In fact, Scott Ellerby, Esq., who lied to me, lied to Mr. Mills, lied to the Courts in filing perjured documents in official proceedings as the Exhibits offered show, was rewarded and made a hearing officer with the WA State Bar and serves the Bar’s ethics committee.

For me, I was sanctioned under the courts self-styled court rules as many as four times by judges in an aggregate amount in excess of $140,000 for bringing a petition for a redress of grievances and for a jury trial against Ellerby, a member of the WA State Bar, which, which, to this day has been “obstructed” by the legal establishment.

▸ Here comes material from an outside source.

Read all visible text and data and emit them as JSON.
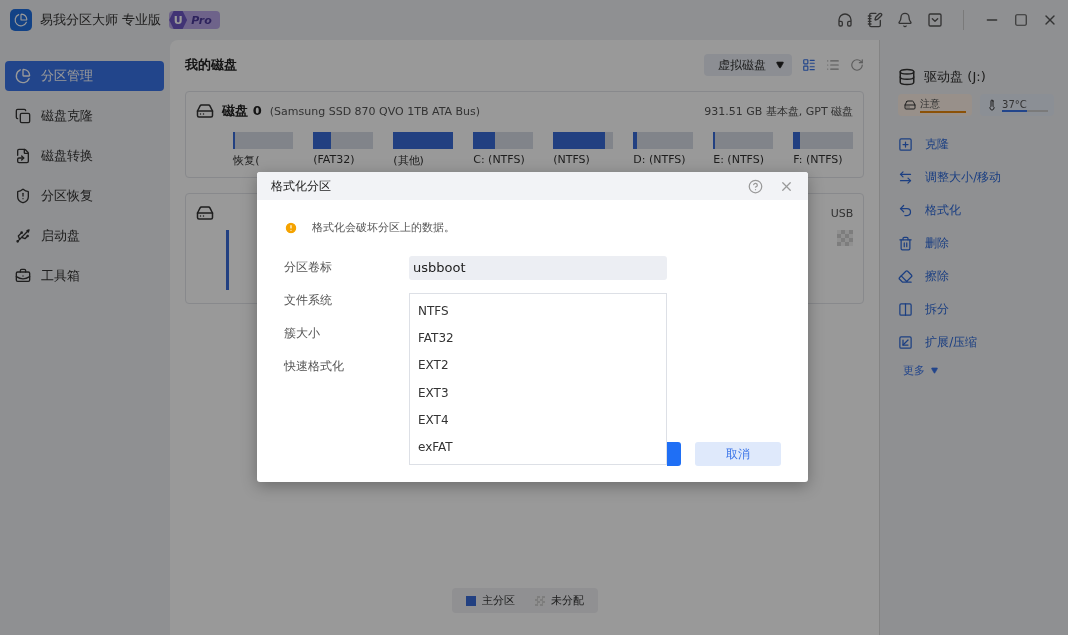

Because all of what I say herein is a matter of court record, grievances and sworn testimony made in earlier proceedings, I include by reference those records in the following actions as offers of proof for this grievance.

Kitsap County Superior Court case numbers; all against lawyers/gov. and dismissed under court rule.
1. 08-2-02882-0
2. 09-2-00660-3
3. 12-2-02161-1
4. 14-2-00042-3
5. 14-2-00474-7
Court of Appeals II case numbers: all against lawyers/gov. one reversed in part on sanctions, others upholding dismissal.
1. 387816
2. 397498
3. 425912
4. 454351
WA Supreme Court case numbers: all against lawyers, dismissed under court rules.
1. 848149
2. 848971
3. 857164
4. 876592
5. 879672
6. 902887
US District Court, Western Washington case number – against lawyers and judges, dismissed.
1. 3:2012cv05996
Ninth Circuit Court of Appeals case number, presently under review.
1. 13-35119
Grievances filed with the WA State Bar and dismissed.
12-00015, 12-00018, 12-00037, 12-00038, 12-00039, 12-00045, 12-00101
12-00102, 12-00151, 12-00258, 12-00259, 12-00264, 12-00280, 12-00285
12-00286, 12-00287, 12-00288, 12-00290, 12-00455, 12-00493, 12-00533
12-00536, 12-00650, 12-00698, 12-00721, 13-00546, 13-02125, 13-02309
14-00061, 14-00096, 14-00713
Past grievances filed with the WA State Commission on Judicial Conduct and dismissed.
7186, 7584, 7410, 7467. Note: other grievances are anticipated to be filed and additions to this list updated.

I declare under penalty of perjury under the laws of the State of Washington that the foregoing is true and correct: See GR 13(b)

September 24, 2014, Port Orchard, WA _____//Bill Scheidler_________________

3 Comments

  • Dr. Charles W. Heckman:

    There are long-standing grievances against the Washington State Supreme Court from veterans of the Vietnam War and later conflicts because the court has consistantly refused to review the decisions based on the precedent set by the Washington State Court of Appeals, Division 1, in Seattle in the case Mitchell v. Board of Industrial Insurance Appeals (2001). Mitchell did not appeal his decision, but several other veterans did. Certiorari was denied in every case. This decision made Washington the first state in the Union to declare veterans’ preference unconstitutional. The results can be seen at freeway exits and shopping center entrances all over the state, where veterans must beg for quarters to eat.

  • ann dorian masotti:

    Bill, your model here can and should be used for those Grievances for every State in the Nation. Too often the obvious nepotism and collusion among certain attorneys and judges is all too blatant, and as Dr. Hackman aptly stated, refusal to review the decisions resulted in denial to be heard. This is unconstitutional. Our democracy is/has given way to demogagary and has to be stopped. Our rights are being ignored and discarded. New York is as bad….we have a Governor who would be KING, not President which he so avidly is pursuing.

    Continued Courage Bill….let’s get this out on the Internet.